Now there are a number of esteemed novelists about the land who earn comfortable incomes by doing just what the public expects of them. But of Mr. Stevenson’s genius–always something wayward–freaks might have been predicted from the first. A genius so consciously artistic, so quick in sympathy with other men’s writings, however diverse, was bound from the first to make many experiments. Before the public took his career in hand and mapped it out for him, he made such an experiment with The Black Arrow; and it was forgiven easily enough. But because he now takes Mr. Osbourne into partnership for a new set of experiments, the reviewers–not considering that these, whatever their faults, are vast improvements on The Black Arrow–ascribe all those faults to the new partner.
But that is rough criticism. Moreover it is almost demonstrably false. For the weakness of The Wrecker, such as it was, lay in the Paris and Barbizon business and the author’s failure to make this of one piece with the main theme, with the romantic histories of the Currency Lass and the Flying Scud. But which of the two partners stands responsible for this Pais-Barbizon business? Mr. Stevenson beyond a doubt. If you shut your eyes to Mr. Stevenson’s confessed familiarity with the Paris and the Barbizon of a certain era; if you choose to deny that he wrote that chapter on Fontainebleau in Across the Plains; if you go on to deny that he wrote the opening of Chapter XXI. of The Wrecker; why then you are obliged to maintain that it was Mr. Osbourne, and not Mr. Stevenson, who wrote that famous chapter on the Roussillon Wine–which is absurd. And if, in spite of its absurdity, you stick to this also, why, then you are only demonstrating that Mr. Lloyd Osbourne is one of the greatest living writers of fiction: and your conception of him as a mere imp of mischief jogging the master’s elbow is wider of the truth than ever.
No; the vital defect of The Wrecker must be set down to Mr. Stevenson’s account. Fine story as that was, it failed to assimilate the Paris-Barbizon business. The Ebb-Tide, on the other hand, is all of one piece. It has at any rate one atmosphere, and one only. And who can demand a finer atmosphere of romance than that of the South Pacific?

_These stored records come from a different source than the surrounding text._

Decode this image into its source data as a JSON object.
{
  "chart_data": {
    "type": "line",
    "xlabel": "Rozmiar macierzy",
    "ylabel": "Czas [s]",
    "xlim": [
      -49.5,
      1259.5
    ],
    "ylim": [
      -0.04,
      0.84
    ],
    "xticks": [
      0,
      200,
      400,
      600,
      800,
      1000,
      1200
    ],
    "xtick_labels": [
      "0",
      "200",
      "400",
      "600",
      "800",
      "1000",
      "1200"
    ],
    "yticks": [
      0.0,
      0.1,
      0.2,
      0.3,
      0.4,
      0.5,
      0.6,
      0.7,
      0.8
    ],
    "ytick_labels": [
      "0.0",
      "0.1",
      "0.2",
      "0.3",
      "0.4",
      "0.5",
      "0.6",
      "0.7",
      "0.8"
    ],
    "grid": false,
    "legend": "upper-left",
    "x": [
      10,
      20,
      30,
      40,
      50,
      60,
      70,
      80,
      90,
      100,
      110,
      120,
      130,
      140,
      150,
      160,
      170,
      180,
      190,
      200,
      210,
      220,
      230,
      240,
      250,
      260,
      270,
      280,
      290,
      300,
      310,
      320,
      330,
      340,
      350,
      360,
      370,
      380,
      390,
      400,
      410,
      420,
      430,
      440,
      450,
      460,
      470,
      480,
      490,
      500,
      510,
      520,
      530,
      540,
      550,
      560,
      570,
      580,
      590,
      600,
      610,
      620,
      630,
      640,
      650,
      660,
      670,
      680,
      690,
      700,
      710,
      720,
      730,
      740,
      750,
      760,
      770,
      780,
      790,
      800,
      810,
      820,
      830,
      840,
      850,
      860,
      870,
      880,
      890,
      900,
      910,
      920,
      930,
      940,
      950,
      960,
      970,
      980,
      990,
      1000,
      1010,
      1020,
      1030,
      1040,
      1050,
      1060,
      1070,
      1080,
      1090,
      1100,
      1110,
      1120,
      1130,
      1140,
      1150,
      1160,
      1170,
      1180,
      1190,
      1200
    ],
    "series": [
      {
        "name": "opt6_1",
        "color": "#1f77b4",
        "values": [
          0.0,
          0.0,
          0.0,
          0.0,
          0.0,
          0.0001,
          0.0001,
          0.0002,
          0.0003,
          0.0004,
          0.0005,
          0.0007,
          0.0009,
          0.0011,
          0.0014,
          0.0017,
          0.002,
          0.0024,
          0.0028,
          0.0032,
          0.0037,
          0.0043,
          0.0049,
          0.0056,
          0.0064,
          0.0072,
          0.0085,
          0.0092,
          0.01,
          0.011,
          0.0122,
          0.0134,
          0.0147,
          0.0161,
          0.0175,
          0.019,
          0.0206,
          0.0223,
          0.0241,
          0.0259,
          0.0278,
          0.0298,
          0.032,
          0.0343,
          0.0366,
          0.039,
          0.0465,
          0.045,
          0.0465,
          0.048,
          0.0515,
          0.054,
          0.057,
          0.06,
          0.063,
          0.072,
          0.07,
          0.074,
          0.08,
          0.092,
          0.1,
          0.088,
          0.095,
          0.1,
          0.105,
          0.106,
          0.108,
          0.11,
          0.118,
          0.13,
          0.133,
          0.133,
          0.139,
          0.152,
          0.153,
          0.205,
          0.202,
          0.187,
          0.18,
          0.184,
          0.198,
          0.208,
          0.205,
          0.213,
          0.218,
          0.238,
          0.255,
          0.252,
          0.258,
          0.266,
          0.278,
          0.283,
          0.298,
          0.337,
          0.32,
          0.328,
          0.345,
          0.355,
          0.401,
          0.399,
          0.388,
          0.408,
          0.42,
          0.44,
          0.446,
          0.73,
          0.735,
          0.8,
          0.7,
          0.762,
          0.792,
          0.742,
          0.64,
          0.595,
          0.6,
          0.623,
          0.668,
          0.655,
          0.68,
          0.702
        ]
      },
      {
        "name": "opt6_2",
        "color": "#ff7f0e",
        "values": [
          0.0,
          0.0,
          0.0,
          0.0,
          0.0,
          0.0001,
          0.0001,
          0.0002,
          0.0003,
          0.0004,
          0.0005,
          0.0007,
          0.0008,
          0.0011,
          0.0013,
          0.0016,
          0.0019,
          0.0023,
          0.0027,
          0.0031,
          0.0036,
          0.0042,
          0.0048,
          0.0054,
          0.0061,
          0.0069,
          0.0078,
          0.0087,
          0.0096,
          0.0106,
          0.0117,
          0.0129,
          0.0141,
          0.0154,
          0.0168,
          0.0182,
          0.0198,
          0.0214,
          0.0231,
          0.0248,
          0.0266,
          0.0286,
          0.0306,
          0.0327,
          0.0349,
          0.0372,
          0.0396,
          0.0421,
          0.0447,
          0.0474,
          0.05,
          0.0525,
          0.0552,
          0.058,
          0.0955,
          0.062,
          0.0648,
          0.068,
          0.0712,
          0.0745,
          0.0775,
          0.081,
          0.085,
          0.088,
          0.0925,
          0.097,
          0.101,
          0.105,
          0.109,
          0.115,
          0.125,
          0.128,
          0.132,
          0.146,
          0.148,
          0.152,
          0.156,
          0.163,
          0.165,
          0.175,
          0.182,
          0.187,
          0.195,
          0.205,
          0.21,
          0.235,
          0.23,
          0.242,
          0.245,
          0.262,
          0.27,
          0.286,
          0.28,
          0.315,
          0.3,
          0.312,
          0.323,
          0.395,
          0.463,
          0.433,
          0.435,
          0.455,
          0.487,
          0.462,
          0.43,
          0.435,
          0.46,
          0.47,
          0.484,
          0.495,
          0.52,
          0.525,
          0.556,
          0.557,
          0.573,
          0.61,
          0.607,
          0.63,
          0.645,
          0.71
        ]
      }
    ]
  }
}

The Ebb-Tide, so far as atmosphere goes, is all of one piece. And the story, too, is all of one piece–until we come to Attwater: I own Attwater beats me. As Mr. Osbourne might say, “I have no use for” that monstrous person. I wish, indeed, Mr. Osbourne had said so: for again I cannot help feeling that the offence of Attwater lies at Mr. Stevenson’s door. He strikes me as a bad dream of Mr. Stevenson’s–a General Gordon out of the Arabian Nights. Do you remember a drawing of Mr. du Maurier’s in Punch, wherein, seizing upon a locution of Miss Rhoda Broughton’s, he gave us a group of “magnificently ugly” men? I seem to see Attwater in that group.